On to the Last Supper



Our guide was young. We were much older then the other members of this tour. It was cold and raining hard. Dusk approached. We were soaked to the bone. All in the name of art. To make our appointment for "The Last Supper", we walked very very fast and sometimes the keep up, we nearly ran for two hours across town. We had one ten minute stop for coffee. You have to pay extra to sit in Italian coffee shops, but the proprietors had mercy on us and we sat without the extra fee. After a ten minute warm-up, our guide said we had another 15 minutes to walk. It was really 40. We were moving so fast I (Joanne) literally had to trot on what felt like cold bloody stumps to keep up. If we were late, we'd miss the "Last Supper". No exceptions.

We paused for a moment at a museum along the way that contained another Michelangelo masterpiece, only to be told it was closed, though we would have had no time to enter anyway.

And then: after what seemed to be an interminable period of misery...there it was. The reason for the day. In a non-descript unmarked building housing "The Last Supper"!

It was common to paint "Last Suppers in dining rooms in monasteries. There are other "Last Suppers" painted by other artists in dining rooms in many monasteries. I hear there is a beautiful one inf Florence. This "Last Supper" was in an empty room with an ungainly fresco by an unknown artist on the opposite wall.

Leonardo's work is a triumph in restoration as much as a triumph of art. One could spend a lifetime looking at it. Every square inch is perfect. Leonardo was a master at recreating facial expressions that provide a viewer with an interior reality. Each apostle's reaction to Jesus' statement that "one among us will betray me" betrays the quality of a personal relationship with Christ. The perfect position of each apostle's hand also tells a story in itself.

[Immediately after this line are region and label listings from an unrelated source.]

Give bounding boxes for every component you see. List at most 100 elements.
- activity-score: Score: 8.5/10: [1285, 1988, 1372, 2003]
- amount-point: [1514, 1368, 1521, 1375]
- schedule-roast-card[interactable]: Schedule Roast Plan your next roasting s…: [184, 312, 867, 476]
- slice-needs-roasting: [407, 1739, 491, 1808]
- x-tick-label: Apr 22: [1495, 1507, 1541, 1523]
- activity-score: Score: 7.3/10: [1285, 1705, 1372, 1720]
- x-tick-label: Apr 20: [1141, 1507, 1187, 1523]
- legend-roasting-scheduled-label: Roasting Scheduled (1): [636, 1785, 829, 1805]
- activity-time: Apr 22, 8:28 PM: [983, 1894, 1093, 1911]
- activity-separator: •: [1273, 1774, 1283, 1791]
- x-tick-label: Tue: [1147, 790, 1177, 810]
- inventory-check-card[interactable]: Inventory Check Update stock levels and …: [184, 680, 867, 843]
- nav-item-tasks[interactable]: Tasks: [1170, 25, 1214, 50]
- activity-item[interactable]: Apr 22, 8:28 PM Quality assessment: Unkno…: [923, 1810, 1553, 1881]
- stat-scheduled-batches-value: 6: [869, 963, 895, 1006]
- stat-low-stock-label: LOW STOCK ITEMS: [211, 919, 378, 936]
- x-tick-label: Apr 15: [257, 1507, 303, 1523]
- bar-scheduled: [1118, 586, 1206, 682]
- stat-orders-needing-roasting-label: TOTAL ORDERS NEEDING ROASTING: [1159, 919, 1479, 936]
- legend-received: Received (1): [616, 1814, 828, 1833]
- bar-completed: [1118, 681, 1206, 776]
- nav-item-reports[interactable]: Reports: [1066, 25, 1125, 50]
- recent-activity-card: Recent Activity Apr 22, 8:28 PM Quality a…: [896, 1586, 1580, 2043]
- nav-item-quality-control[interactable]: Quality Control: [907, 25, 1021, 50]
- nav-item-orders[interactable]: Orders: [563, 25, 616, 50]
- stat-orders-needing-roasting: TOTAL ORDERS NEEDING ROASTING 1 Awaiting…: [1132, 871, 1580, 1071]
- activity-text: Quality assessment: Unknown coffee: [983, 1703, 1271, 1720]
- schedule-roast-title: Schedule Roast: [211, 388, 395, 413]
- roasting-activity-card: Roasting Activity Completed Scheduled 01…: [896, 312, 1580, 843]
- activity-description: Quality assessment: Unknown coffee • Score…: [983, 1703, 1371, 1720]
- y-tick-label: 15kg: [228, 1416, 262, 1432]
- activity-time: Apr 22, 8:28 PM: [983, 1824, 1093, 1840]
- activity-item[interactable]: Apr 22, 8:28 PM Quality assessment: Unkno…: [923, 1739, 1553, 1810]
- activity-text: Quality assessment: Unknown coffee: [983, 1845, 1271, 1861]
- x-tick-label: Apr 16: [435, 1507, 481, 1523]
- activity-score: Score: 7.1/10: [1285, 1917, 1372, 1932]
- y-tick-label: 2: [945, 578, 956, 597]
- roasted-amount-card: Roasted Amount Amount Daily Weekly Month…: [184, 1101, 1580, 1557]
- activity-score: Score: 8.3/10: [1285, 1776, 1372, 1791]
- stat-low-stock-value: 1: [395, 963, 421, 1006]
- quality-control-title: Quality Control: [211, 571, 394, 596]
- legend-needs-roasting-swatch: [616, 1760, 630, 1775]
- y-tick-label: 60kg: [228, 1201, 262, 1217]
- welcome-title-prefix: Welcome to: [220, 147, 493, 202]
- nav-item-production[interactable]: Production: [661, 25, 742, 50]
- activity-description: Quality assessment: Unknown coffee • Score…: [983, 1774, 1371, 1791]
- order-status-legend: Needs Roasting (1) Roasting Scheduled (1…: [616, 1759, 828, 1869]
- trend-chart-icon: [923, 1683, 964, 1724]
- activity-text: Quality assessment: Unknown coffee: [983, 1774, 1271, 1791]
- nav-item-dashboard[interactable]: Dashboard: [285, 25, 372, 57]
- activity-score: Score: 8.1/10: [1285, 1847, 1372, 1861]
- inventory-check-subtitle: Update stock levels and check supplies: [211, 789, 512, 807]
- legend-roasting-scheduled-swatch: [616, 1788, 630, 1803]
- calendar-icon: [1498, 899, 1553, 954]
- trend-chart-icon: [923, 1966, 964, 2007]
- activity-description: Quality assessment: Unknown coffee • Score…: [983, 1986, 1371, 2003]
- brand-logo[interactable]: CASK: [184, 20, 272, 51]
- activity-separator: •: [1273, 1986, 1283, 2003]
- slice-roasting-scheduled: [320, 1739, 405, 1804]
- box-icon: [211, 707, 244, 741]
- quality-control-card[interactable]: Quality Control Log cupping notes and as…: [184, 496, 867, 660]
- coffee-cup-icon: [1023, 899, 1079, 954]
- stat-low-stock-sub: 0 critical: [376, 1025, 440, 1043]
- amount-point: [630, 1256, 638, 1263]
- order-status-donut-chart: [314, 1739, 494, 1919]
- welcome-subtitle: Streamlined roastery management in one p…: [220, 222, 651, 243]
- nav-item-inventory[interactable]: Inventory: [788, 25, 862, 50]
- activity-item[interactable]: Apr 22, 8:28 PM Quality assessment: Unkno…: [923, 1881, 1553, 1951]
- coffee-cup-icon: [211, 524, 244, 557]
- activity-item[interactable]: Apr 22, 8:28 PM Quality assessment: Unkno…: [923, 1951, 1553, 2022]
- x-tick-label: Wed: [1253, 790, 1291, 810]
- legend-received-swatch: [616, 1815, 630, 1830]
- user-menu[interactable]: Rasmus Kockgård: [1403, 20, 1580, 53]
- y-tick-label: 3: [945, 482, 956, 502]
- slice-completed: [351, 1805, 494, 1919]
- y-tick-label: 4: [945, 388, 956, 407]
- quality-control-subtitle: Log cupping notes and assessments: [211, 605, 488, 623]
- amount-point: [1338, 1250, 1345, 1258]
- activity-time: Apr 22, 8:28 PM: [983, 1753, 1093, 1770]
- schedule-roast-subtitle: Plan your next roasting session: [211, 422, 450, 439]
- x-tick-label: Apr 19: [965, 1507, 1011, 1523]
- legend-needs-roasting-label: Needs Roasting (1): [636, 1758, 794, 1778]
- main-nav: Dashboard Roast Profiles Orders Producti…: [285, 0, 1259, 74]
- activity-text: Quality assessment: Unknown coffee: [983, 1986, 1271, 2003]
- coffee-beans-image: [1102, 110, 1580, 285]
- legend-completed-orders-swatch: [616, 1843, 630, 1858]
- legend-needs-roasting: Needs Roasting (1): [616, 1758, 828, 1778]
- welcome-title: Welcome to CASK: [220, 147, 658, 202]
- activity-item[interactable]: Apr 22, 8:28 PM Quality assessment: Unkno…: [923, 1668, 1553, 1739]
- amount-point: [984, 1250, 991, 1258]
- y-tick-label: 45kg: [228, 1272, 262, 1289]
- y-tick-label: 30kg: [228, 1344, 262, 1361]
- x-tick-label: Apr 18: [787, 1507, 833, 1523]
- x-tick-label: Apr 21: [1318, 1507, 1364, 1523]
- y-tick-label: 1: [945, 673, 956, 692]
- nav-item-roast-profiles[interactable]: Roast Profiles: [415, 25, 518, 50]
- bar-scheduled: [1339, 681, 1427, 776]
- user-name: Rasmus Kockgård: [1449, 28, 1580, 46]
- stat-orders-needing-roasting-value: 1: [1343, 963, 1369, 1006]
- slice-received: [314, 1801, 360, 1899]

The right bottom corner of the table cloth is tied in a knot, because da Vinci knew that the last name he assumed (da Vinci) could be interpreted etymologically to mean "knot". As noted earlier, Leonardo was illegitimate and his father never let him use the family name, though he did see that Leonardo was brought up and apprenticed. His mother was a chambermaid, presumably a bright one.

The problem is that Leonardo painted in this masterpiece with oil on plaster rather than a doing a fresco, which would have mixed the paint into the plaster, like in the Sistine Chapel. A fresco would have been more lasting. "The Last Supper" began deteriorating within 20 years after it was finished in 1497. By 1799 it was so far gone, Napoleon used the room as a stable. Over the centuries, there have been many "refurbishings", most of them producing nothing less than a disaster. An amazing door was literally cut into the painting's wall, to make the kitchen more accessible, thus destroying "Jesus's feet" for Heaven's sake.

What is more amazing is that we have this"Last Supper" at all.

This masterpiece was restored in 1996 by a new method unknown to our guide, but the colors appear faded. But this restoration is a major blessing. It is truly a masterpiece, well worth the trepidation and suffering to get here.